2. Sıvı-sıvı ekstraksiyonu 3. Seçici çözme

a) Matriksin seçici çözülmesi

4. Çöktürme

a) Matriksin çöktürülmesi

b) Eser elementlerin çöktürülmesi 5. Elektrokimyasal çözme ve toplama

6. Adsorpsiyon, iyon değişim ve sıvı kromatografisi 7. Flotasyon (yüzdürme)

8. Dondurma ve bölgesel eritme.

Günümüzde ng/g ve hatta pg/g seviyesindeki eser elementler dahi çok sayıda zor problemleri içermesine rağmen uygun analitik teknikler kullanılarak yeterli doğruluk ve kesinlik ile tayin edilebilmektedir.

Eser elementler için kullanılan bazı derişim birimleri; ppm (mg/kg veya çözeltinin yoğunluğu 1.0 gr/mL ise mg/L), ppb (µg/kg veya µg/L), ppt (ng/kg veya ng/L)’ dir.

Eser bileşen tayini yapılacak örnek hazırlandıktan sonra ya direkt olarak ya da çözme işleminden sonra tayinler yapılır. Çözme işleminden sonra da ya direkt veya önderiştirme işleminden sonra tayin yapılır. Bu işlemler Şekil 3.1’deki şemada gösterilmiştir.

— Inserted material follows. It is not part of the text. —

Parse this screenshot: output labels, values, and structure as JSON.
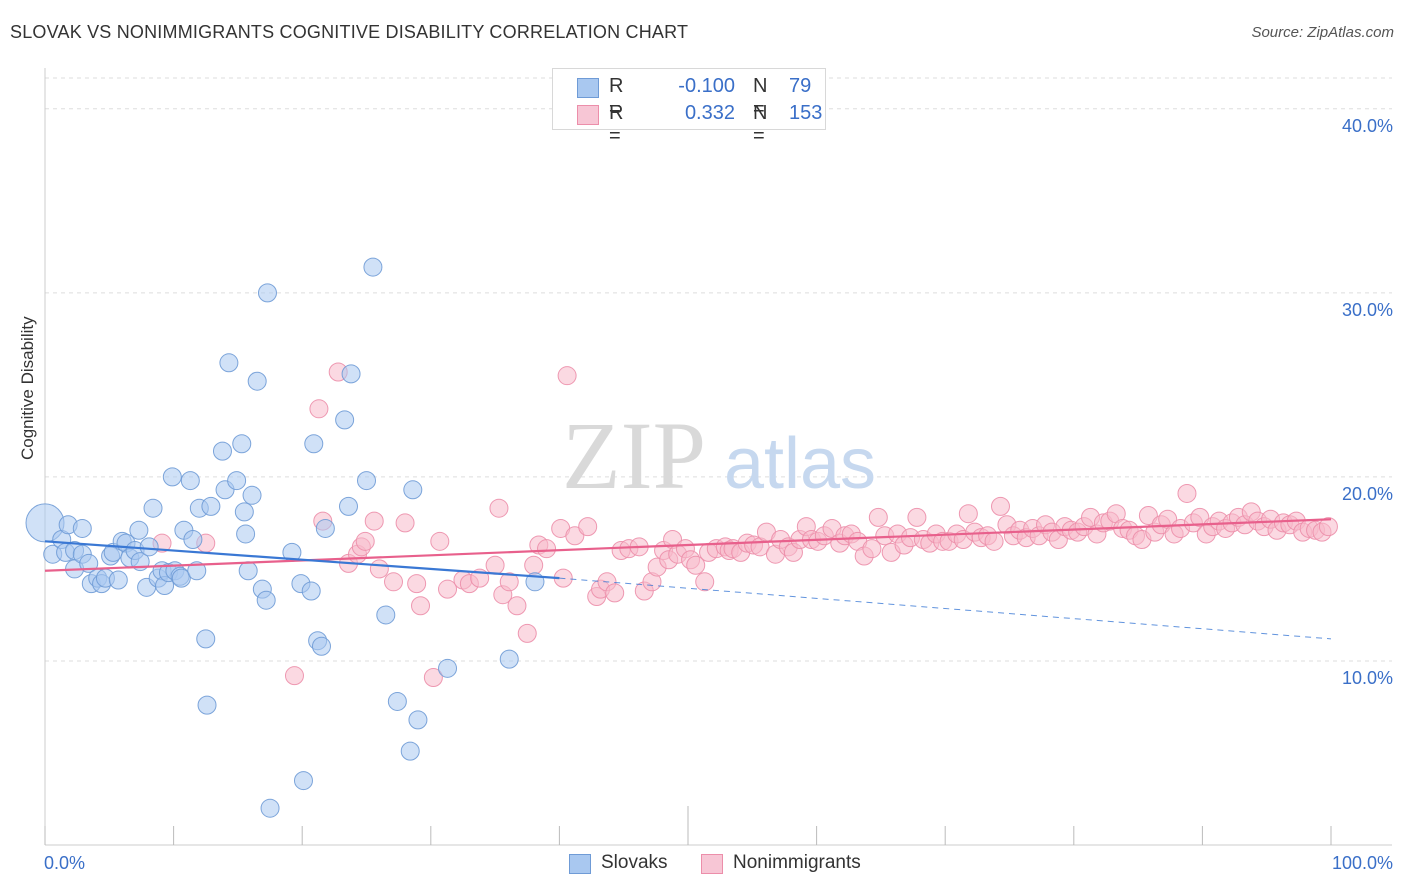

İnorganik eser analizlerde analitik sonuçların kesinliği ve doğruluğunun yeterli olması için, ilgilenilen eser bileşenlerin kayıplarını en aza indirmek gerekir. Örnek toplanmasından tayin basamağına kadar bütün analitik basamaklar süresince kayıplar ve diğer kaynaklardan gelebilecek kirliliklerin minimum seviyeye indirilmesi için büyük özen gösterilmelidir.

Şekil 3.1. Herhangi bir örneğe tayin için uygulanabilecek işlem basamaklarının akış şeması

Ayrıca, örnekle beraber bulunan inorganik ve organik maddelerden kaynaklanan girişimler (interferanslar) analitik sonuçlarda hataya neden olabilir. Bu hatalar genellikle 1 ppm’nin altındaki konsantrasyon seviyelerinde çok daha etkili olup anlamsız verilerin elde edilmesine neden olmaktadır.

Bazı tekniklerde 10-9- 10-12 g, hatta bazı elementler için 10-15 g gibi küçük miktarlar

tayin edilebilmesine rağmen, bu tayin tekniklerinin direkt uygulanmaları zor veya imkânsızdır, bu nedenle genellikle kullanılmaz. Çünkü

1. Analiz edilecek eser elementlerin konsantrasyonu yöntemin tayin sınırının altında olabilir,

2. Örnekte birlikte bulunan bileşikler girişim yapabilir,

3. Örnek yüksek oranda toksik, radyoaktif olabilir veya çözünürleştirilmesinin maliyeti yüksek olabilir,

4. İlgilenilen eser elementler örnekte homojen olarak dağılmamış olabilir, 5. Kalibrasyon için gerekli olan uygun standart örnekler olmayabilir,

6. Örneğin kimyasal veya fiziksel durumu direkt tayin için uygun olmayabilir. Örnek Çözme Tayin Verilerin işlenmesi Zenginleştirme 1 2 3 4 5 4 3

2.6.5.1. Katı Faz Ekstraksiyonu ile Önderiştirme

Analiz edilecek analitin, yüksek hacimdeki bir çözelti ortamından katı bir faz ortamına ekstrakte edilmesi ve daha sonra ilk hacimden çok küçük hacimdeki bir çözelti ortamına alınması, katı faz ekstraksiyonu olarak adlandırılmaktadır. Atom, iyon ya da moleküllerin bir katı yüzeyinde tutunmasına adsorpsiyon, tutulan katı taneciklerin yüzeyden ayrılmasına desorpsiyon, katıya adsorplayıcı, katı yüzeyinde tutunan maddeye ise adsorplanan adı verilir.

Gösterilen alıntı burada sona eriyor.